A Novel Numerical Model for Coupled Large‐Strain Consolidation and Solute Transport in Clayey Soils Considering Chemico‐Osmotic and Creep Deformation
Peng‐Lin Li, Ding‐Bao Song, Zhen‐Yu Yin, Jian‐Hua Yin
Abstract
ABSTRACT Contaminated geomaterials in CDFs (confined disposal facilities) and CCLs (compacted clay layers) typically undergo a long‐term process involving coupled finite strain consolidation and solute transport, posing challenges for fully coupled modeling. To fill this research gap, a novel finite strain consolidation‐solute transport model incorporating chemico‐osmotic and creep effects is developed. The predictive accuracy of the model is verified through comparisons with existing analytical and numerical solute transport models with consolidation effect, a finite‐strain consolidation model, and a small‐strain HMC (hydro‐mechanical‐chemo) model. The model effectively replicates oedometer tests with one‐step and three‐step salinization, revealing significant volume changes (15.6% and 5.74% for two tests) due to chemical loading, even larger than those (5.31% and 5.13%) due to mechanical loading. Finally, parametric studies highlight the influence of creep, compressibility, boundary conditions, initial concentration distribution, and adsorption, demonstrating that chemico‐osmotic effects can generate large negative pore pressures (50% of initial pore pressure) and average consolidation degree (about 140%).
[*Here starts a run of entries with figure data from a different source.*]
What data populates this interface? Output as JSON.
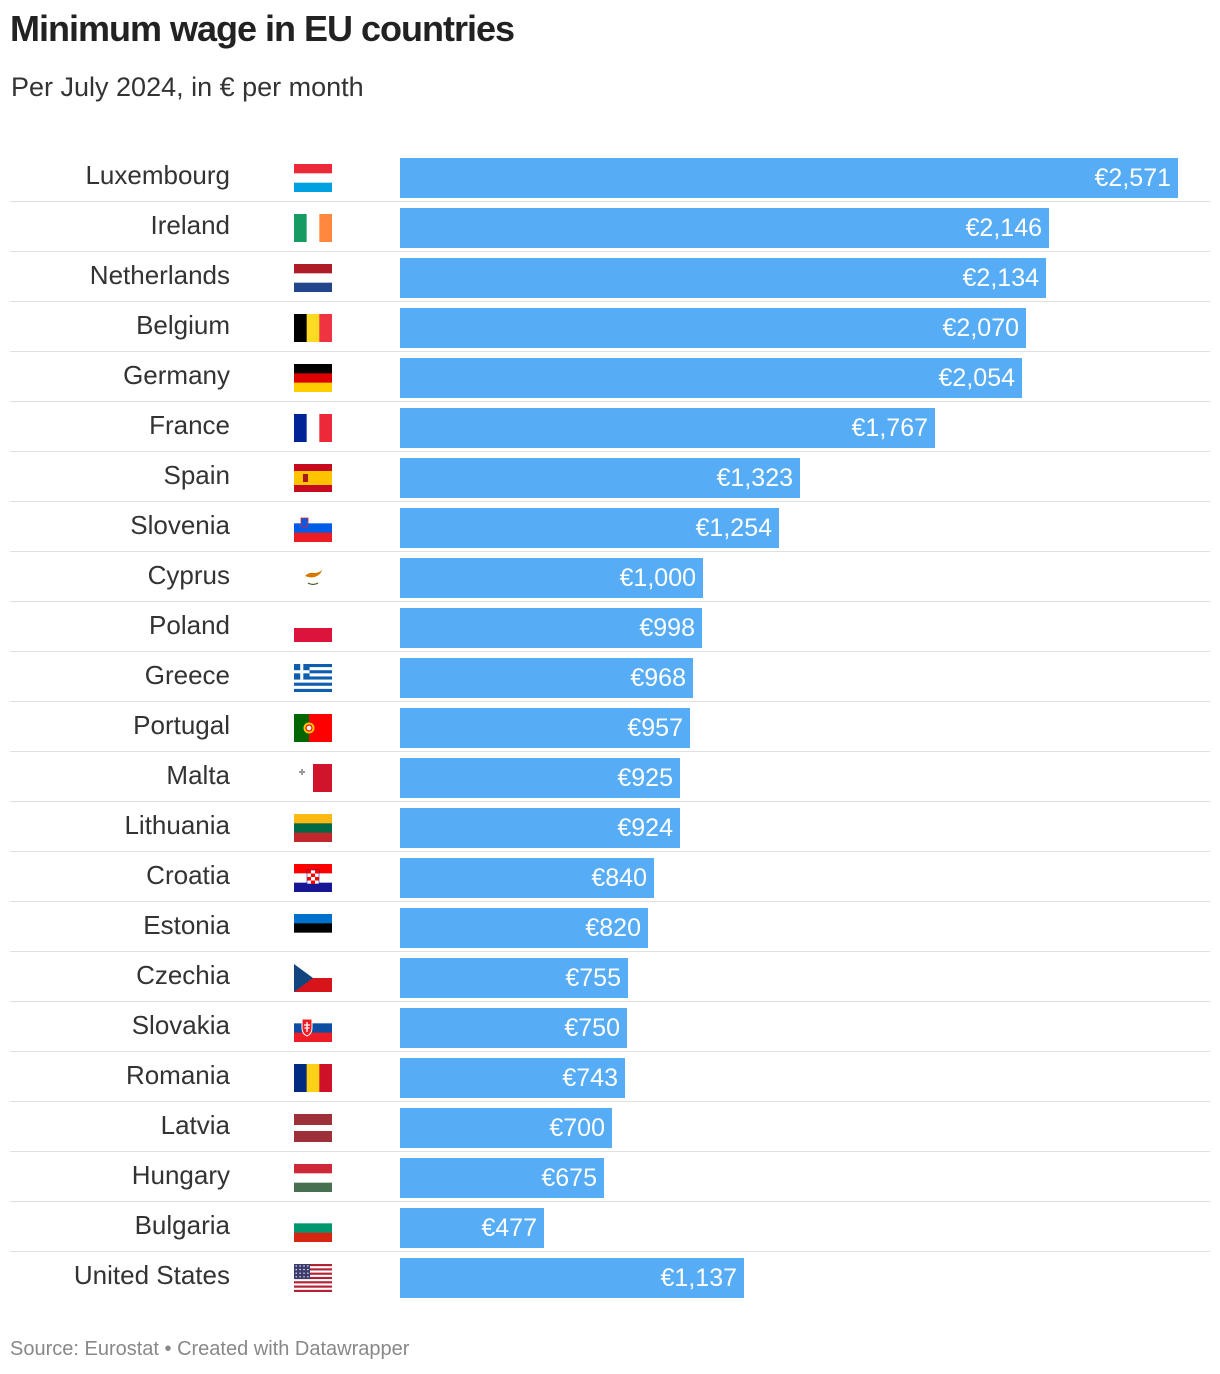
{
  "header": {
    "title": "Minimum wage in EU countries",
    "subtitle": "Per July 2024, in € per month"
  },
  "footer": {
    "text": "Source: Eurostat • Created with Datawrapper"
  },
  "colors": {
    "bar": "#56acf5",
    "bar_label": "#ffffff",
    "divider": "#e0e0e0"
  },
  "chart_data": {
    "type": "bar",
    "orientation": "horizontal",
    "title": "Minimum wage in EU countries",
    "subtitle": "Per July 2024, in € per month",
    "unit": "€ per month",
    "xlim": [
      0,
      2571
    ],
    "grid": false,
    "categories": [
      "Luxembourg",
      "Ireland",
      "Netherlands",
      "Belgium",
      "Germany",
      "France",
      "Spain",
      "Slovenia",
      "Cyprus",
      "Poland",
      "Greece",
      "Portugal",
      "Malta",
      "Lithuania",
      "Croatia",
      "Estonia",
      "Czechia",
      "Slovakia",
      "Romania",
      "Latvia",
      "Hungary",
      "Bulgaria",
      "United States"
    ],
    "values": [
      2571,
      2146,
      2134,
      2070,
      2054,
      1767,
      1323,
      1254,
      1000,
      998,
      968,
      957,
      925,
      924,
      840,
      820,
      755,
      750,
      743,
      700,
      675,
      477,
      1137
    ],
    "labels": [
      "€2,571",
      "€2,146",
      "€2,134",
      "€2,070",
      "€2,054",
      "€1,767",
      "€1,323",
      "€1,254",
      "€1,000",
      "€998",
      "€968",
      "€957",
      "€925",
      "€924",
      "€840",
      "€820",
      "€755",
      "€750",
      "€743",
      "€700",
      "€675",
      "€477",
      "€1,137"
    ],
    "flags": [
      "luxembourg-flag-icon",
      "ireland-flag-icon",
      "netherlands-flag-icon",
      "belgium-flag-icon",
      "germany-flag-icon",
      "france-flag-icon",
      "spain-flag-icon",
      "slovenia-flag-icon",
      "cyprus-flag-icon",
      "poland-flag-icon",
      "greece-flag-icon",
      "portugal-flag-icon",
      "malta-flag-icon",
      "lithuania-flag-icon",
      "croatia-flag-icon",
      "estonia-flag-icon",
      "czechia-flag-icon",
      "slovakia-flag-icon",
      "romania-flag-icon",
      "latvia-flag-icon",
      "hungary-flag-icon",
      "bulgaria-flag-icon",
      "united-states-flag-icon"
    ]
  }
}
Compared with consolidation‐related parameters, the adsorption coefficient has a more noticeable effect on solute transport, leading to bottom concentration values ranging from 54% to 25% of the boundary concentration value as the adsorption coefficient increases from 0 to 1.5 mL/g. Overall, consolidation exhibits greater sensitivity to parameter variations than solute transport in these cases.